Un enfant dont la tête est agitée par des anxiétés ne peut pas se concentrer sur ses études et ne peut certainement pas construire ses rêves. La réponse à nos enfants doit être entrelacée avec un soutien émotionnel, une main chaleureuse et des espaces sûrs. La véritable égalité se construit sur des budgets profonds à long terme, et non sur des campagnes ponctuelles qui sont photogéniques pour le journal et qui sont ensuite oubliées.

Les enfants de la périphérie et de la ligne de confrontation ne sont pas misérables, et ils n'ont certainement pas besoin de pitié. Ils sont la prochaine génération de leaders, de scientifiques et de créateurs de l'État d'Israël. Ils ont un talent immense, une puissance sans pareille et des yeux assoiffés de connaissances. La question n'est pas ce qu'il est pratique pour nous de leur donner pour sentir que nous avons fait le bien, mais ce qu'ils méritent pour pouvoir voler.
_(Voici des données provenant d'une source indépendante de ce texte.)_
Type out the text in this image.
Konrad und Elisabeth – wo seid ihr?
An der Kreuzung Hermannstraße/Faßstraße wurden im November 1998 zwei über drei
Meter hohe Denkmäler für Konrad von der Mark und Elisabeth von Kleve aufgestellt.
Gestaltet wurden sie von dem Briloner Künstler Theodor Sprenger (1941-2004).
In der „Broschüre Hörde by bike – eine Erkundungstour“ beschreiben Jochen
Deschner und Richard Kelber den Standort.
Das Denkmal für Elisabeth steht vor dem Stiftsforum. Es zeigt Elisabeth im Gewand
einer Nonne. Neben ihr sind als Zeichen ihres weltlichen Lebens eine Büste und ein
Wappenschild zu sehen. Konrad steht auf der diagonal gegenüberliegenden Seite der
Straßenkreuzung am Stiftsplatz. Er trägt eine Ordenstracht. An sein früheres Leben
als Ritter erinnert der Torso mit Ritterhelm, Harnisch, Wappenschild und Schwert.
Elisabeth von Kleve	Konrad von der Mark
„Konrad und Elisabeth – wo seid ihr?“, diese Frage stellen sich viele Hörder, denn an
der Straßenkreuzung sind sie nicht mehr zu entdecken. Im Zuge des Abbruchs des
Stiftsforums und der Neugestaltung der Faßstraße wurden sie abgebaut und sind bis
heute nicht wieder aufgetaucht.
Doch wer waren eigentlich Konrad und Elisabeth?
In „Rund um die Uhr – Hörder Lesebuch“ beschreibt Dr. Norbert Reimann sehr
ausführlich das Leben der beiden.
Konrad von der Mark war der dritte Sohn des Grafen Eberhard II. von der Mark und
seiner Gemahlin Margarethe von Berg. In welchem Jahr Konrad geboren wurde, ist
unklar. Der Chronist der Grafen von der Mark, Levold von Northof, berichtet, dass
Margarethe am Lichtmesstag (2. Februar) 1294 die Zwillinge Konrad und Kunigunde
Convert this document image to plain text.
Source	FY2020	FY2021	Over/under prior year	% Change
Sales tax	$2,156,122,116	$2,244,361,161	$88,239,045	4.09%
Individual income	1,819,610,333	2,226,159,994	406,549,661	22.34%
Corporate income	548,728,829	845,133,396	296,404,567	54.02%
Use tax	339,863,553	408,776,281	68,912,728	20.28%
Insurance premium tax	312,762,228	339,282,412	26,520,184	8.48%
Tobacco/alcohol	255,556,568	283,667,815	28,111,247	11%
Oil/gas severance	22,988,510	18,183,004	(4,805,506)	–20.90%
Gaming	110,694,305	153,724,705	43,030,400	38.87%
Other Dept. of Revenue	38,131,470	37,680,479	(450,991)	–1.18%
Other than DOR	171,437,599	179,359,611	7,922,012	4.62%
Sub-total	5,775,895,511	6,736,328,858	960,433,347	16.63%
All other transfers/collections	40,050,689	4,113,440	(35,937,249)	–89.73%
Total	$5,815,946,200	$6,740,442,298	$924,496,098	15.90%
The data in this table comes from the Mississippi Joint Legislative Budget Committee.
À l'approche des élections et des décisions nationales qui nous attendent, cela doit être notre test décisif pour les leaders de demain : proposent-ils aux enfants de la périphérie et de la ligne de confrontation un pansement de propagande, ou s'engagent-ils sur des budgets profonds et un véritable plan national ?

C'est le moment de donner à chaque garçon et chaque fille en Israël ce qu'ils méritent de droit et non par grâce : la pleine croyance en nous, en eux-mêmes, et tous les outils du monde pour réaliser leurs rêves.